An investment to pay-off
Diving into the numbers, the fintech company actually posted quite a solid quarter of results. Most metrics beat analysts estimates, and guidance provided for 2023 was also ahead of what Wall Street projected.
More importantly, the group reported an improvement in both its GAAP and non-GAAP EPS. This shows that it’s been able to enrich shareholders’ value despite the tough macroeconomic environment. And with margins guided to expand throughout 2023, it’s confusing to see PayPal stock perform so poorly after its earnings release.
Metrics | Consensus | Q4 2022 | Q4 2021 | Growth |
---|---|---|---|---|
Revenue | $7.39bn | $7.38bn | $6.92bn | 7% |
Total payment volume (TPV) | $360.3bn | $357.4bn | $339.5bn | 5% |
Total active accounts (TAA) | ? | 435m | 426m | 2% |
Payment transactions per active account (TPA) | ? | 51.4 | 45.4 | 13% |
New active accounts (NAA) | ? | 2.9m | 9.8m | -70% |
Non-GAAP earnings per share (EPS) | $1.20 | $1.24 | $1.11 | 11% |
Macroeconomic headwinds may continue to persist for a little while longer, and the stepping down of CEO Dan Schulman may have impacted investor sentiment. But this shouldn’t detract from the perks of investing in PayPal stock, and there are many.
Fruitful opportunities
The e-commerce industry continues to grow at a rapid pace, and there’s no better player to take advantage of this than PayPal, with its ginormous market share. Critics will be quick to point towards Apple and Google Pay taking share away. However, there’s limited definitive evidence to support this as PayPal continues to aggressively grow its presence in its core markets.
The argument of competition isn’t very convincing at this point either. That’s because digital wallet acceptance is still in its growth phase. With less than half of the population in core markets penetrated, there’s still plenty of pie up for grabs.
Grabbing a discount
All that being said, the strongest case for buying PayPal stock today is that its valuation multiples indicate the shares are currently trading at a discount. It may not seem like it with the current high P/E ratio, but it’s worth remembering that this is a trailing figure.

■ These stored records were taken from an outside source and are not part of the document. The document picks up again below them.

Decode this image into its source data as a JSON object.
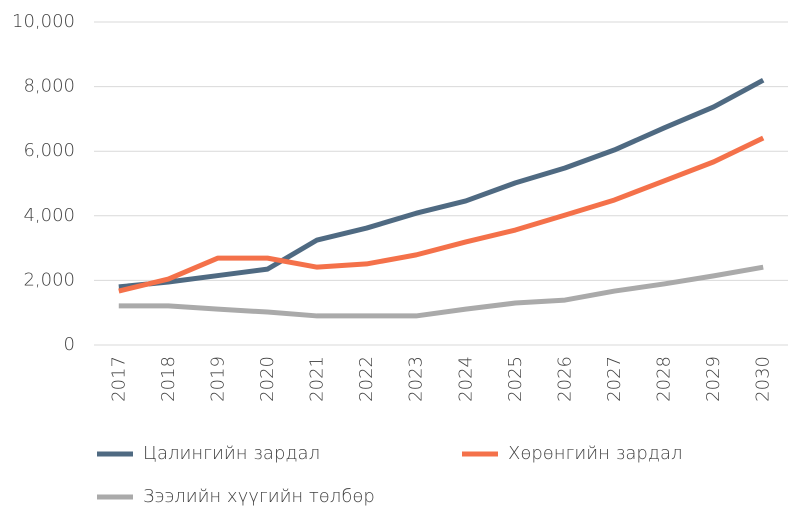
{
  "chart_data": {
    "type": "line",
    "categories": [
      "2017",
      "2018",
      "2019",
      "2020",
      "2021",
      "2022",
      "2023",
      "2024",
      "2025",
      "2026",
      "2027",
      "2028",
      "2029",
      "2030"
    ],
    "series": [
      {
        "name": "Цалингийн зардал",
        "color": "#4f6a82",
        "values": [
          1800,
          1950,
          2150,
          2350,
          3250,
          3620,
          4080,
          4460,
          5020,
          5480,
          6040,
          6720,
          7370,
          8200
        ]
      },
      {
        "name": "Хөрөнгийн зардал",
        "color": "#f4714a",
        "values": [
          1670,
          2040,
          2690,
          2690,
          2410,
          2510,
          2790,
          3190,
          3560,
          4020,
          4490,
          5080,
          5670,
          6410
        ]
      },
      {
        "name": "Зээлийн хүүгийн төлбөр",
        "color": "#aaaaaa",
        "values": [
          1210,
          1210,
          1110,
          1020,
          900,
          900,
          900,
          1110,
          1300,
          1390,
          1670,
          1890,
          2140,
          2410
        ]
      }
    ],
    "ylim": [
      0,
      10000
    ],
    "yticks": [
      0,
      {
        "value": 2000,
        "label": "2,000"
      },
      {
        "value": 4000,
        "label": "4,000"
      },
      {
        "value": 6000,
        "label": "6,000"
      },
      {
        "value": 8000,
        "label": "8,000"
      },
      {
        "value": 10000,
        "label": "10,000"
      }
    ],
    "grid": true
  }
}
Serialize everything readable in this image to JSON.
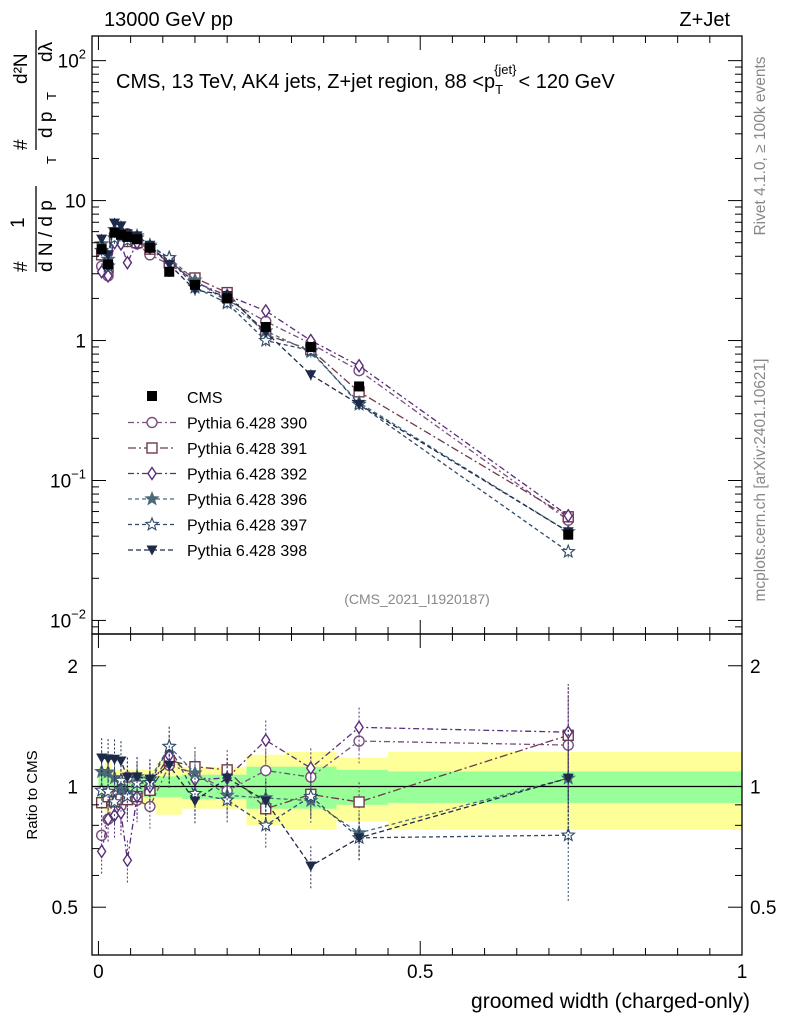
{
  "header": {
    "left": "13000 GeV pp",
    "right": "Z+Jet"
  },
  "side_notes": {
    "top": "Rivet 4.1.0, ≥ 100k events",
    "bottom": "mcplots.cern.ch [arXiv:2401.10621]"
  },
  "chart_data": {
    "type": "line",
    "title": "CMS, 13 TeV, AK4 jets, Z+jet region, 88 <p_T^{jet}< 120 GeV",
    "title_parts": {
      "before": "CMS, 13 TeV, AK4 jets, Z+jet region, 88 <p",
      "sub": "T",
      "sup": "{jet}",
      "after": "< 120 GeV"
    },
    "analysis_label": "(CMS_2021_I1920187)",
    "ylabel_parts": {
      "hash1": "#",
      "one": "1",
      "dn": "d N / d p",
      "t1": "T",
      "hash2": "#",
      "d2n": "d²N",
      "dpt": "d p",
      "t2": "T",
      "dlambda": "dλ"
    },
    "xlabel": "groomed width (charged-only)",
    "ratio_ylabel": "Ratio to CMS",
    "yscale": "log",
    "ylim": [
      0.008,
      150
    ],
    "xlim": [
      -0.01,
      1.0
    ],
    "ratio_ylim": [
      0.38,
      2.4
    ],
    "y_ticks": [
      {
        "value": 0.01,
        "base": "10",
        "exp": "−2"
      },
      {
        "value": 0.1,
        "base": "10",
        "exp": "−1"
      },
      {
        "value": 1,
        "base": "1",
        "exp": ""
      },
      {
        "value": 10,
        "base": "10",
        "exp": ""
      },
      {
        "value": 100,
        "base": "10",
        "exp": "2"
      }
    ],
    "x_ticks": [
      {
        "value": 0,
        "label": "0"
      },
      {
        "value": 0.5,
        "label": "0.5"
      },
      {
        "value": 1,
        "label": "1"
      }
    ],
    "ratio_ticks": [
      {
        "value": 0.5,
        "label": "0.5"
      },
      {
        "value": 1,
        "label": "1"
      },
      {
        "value": 2,
        "label": "2"
      }
    ],
    "x": [
      0.005,
      0.015,
      0.025,
      0.035,
      0.045,
      0.06,
      0.08,
      0.11,
      0.15,
      0.2,
      0.26,
      0.33,
      0.405,
      0.73
    ],
    "bin_edges": [
      0.0,
      0.01,
      0.02,
      0.03,
      0.04,
      0.05,
      0.07,
      0.09,
      0.13,
      0.17,
      0.23,
      0.29,
      0.37,
      0.45,
      1.0
    ],
    "data": {
      "name": "CMS",
      "values": [
        4.5,
        3.5,
        5.9,
        5.7,
        5.5,
        5.3,
        4.6,
        3.1,
        2.5,
        2.0,
        1.25,
        0.9,
        0.47,
        0.041
      ],
      "stat_band": [
        0.08,
        0.1,
        0.06,
        0.05,
        0.05,
        0.06,
        0.06,
        0.06,
        0.07,
        0.07,
        0.12,
        0.12,
        0.1,
        0.09
      ],
      "total_band": [
        0.12,
        0.15,
        0.1,
        0.1,
        0.1,
        0.1,
        0.1,
        0.15,
        0.12,
        0.12,
        0.2,
        0.22,
        0.18,
        0.22
      ]
    },
    "series": [
      {
        "name": "Pythia 6.428 390",
        "color": "#7a4f7e",
        "marker": "circle-open",
        "dash": "6,3,2,3",
        "values": [
          3.4,
          2.9,
          5.6,
          5.1,
          5.8,
          4.9,
          4.1,
          3.5,
          2.7,
          1.95,
          1.37,
          0.95,
          0.61,
          0.052
        ]
      },
      {
        "name": "Pythia 6.428 391",
        "color": "#6e3a4a",
        "marker": "square-open",
        "dash": "8,3,2,3",
        "values": [
          4.1,
          3.3,
          5.4,
          5.3,
          5.1,
          5.0,
          4.5,
          3.6,
          2.8,
          2.2,
          1.1,
          0.86,
          0.43,
          0.055
        ]
      },
      {
        "name": "Pythia 6.428 392",
        "color": "#5a2d7a",
        "marker": "diamond-open",
        "dash": "6,3,2,3",
        "values": [
          3.1,
          2.9,
          5.0,
          4.9,
          3.6,
          5.0,
          4.6,
          3.7,
          2.6,
          2.1,
          1.63,
          1.0,
          0.66,
          0.056
        ]
      },
      {
        "name": "Pythia 6.428 396",
        "color": "#4a6a7a",
        "marker": "star-solid",
        "dash": "4,3",
        "values": [
          4.9,
          3.8,
          6.2,
          5.6,
          5.3,
          5.6,
          4.8,
          3.9,
          2.7,
          1.9,
          1.17,
          0.83,
          0.36,
          0.043
        ]
      },
      {
        "name": "Pythia 6.428 397",
        "color": "#2f4a6a",
        "marker": "star-open",
        "dash": "4,3",
        "values": [
          4.4,
          3.4,
          5.4,
          5.9,
          5.2,
          5.4,
          4.7,
          3.9,
          2.4,
          1.85,
          1.0,
          0.85,
          0.35,
          0.031
        ]
      },
      {
        "name": "Pythia 6.428 398",
        "color": "#1e2a4a",
        "marker": "triangle-down",
        "dash": "5,3",
        "values": [
          5.3,
          4.1,
          6.9,
          6.6,
          5.8,
          5.6,
          4.8,
          3.5,
          2.3,
          2.1,
          1.15,
          0.57,
          0.35,
          0.043
        ]
      }
    ],
    "legend": {
      "position": "middle-left"
    }
  }
}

The business expects to continue on its cost-cutting spree, which should support its bottom line growth over the coming months. As a result, analysts are forecasting the shares to have a forward P/E that’s much lower. In fact, it’s less than the industry average, and in line with the S&P 500‘s average of 22, which is great value for a growth stock.
Metrics | PayPal | Industry Average |
---|---|---|
Price-to-earnings (P/E) ratio | 35.2 | 27.2 |
Forward price-to-earnings (FP/E) ratio | 22.4 | 25.9 |
Aside from that, the conglomerate also has a solid balance sheet. Although its debt-to-equity ratio is relatively high at 53%, its cash and equivalents are sufficient to cover its liabilities. And with margins expected to expand next year, its growing bottom line should provide additional coverage.
As such, it’s no surprise to see brokers rating the stock a ‘buy’ with an average price target of $108. This presents a 45% upside from today’s prices. The likes of JP Morgan, Morgan Stanley, and Wells Fargo are all bullish on the payments provider. Thus, I reiterate my position that PayPal stock is a must-buy for my portfolio, especially at these levels.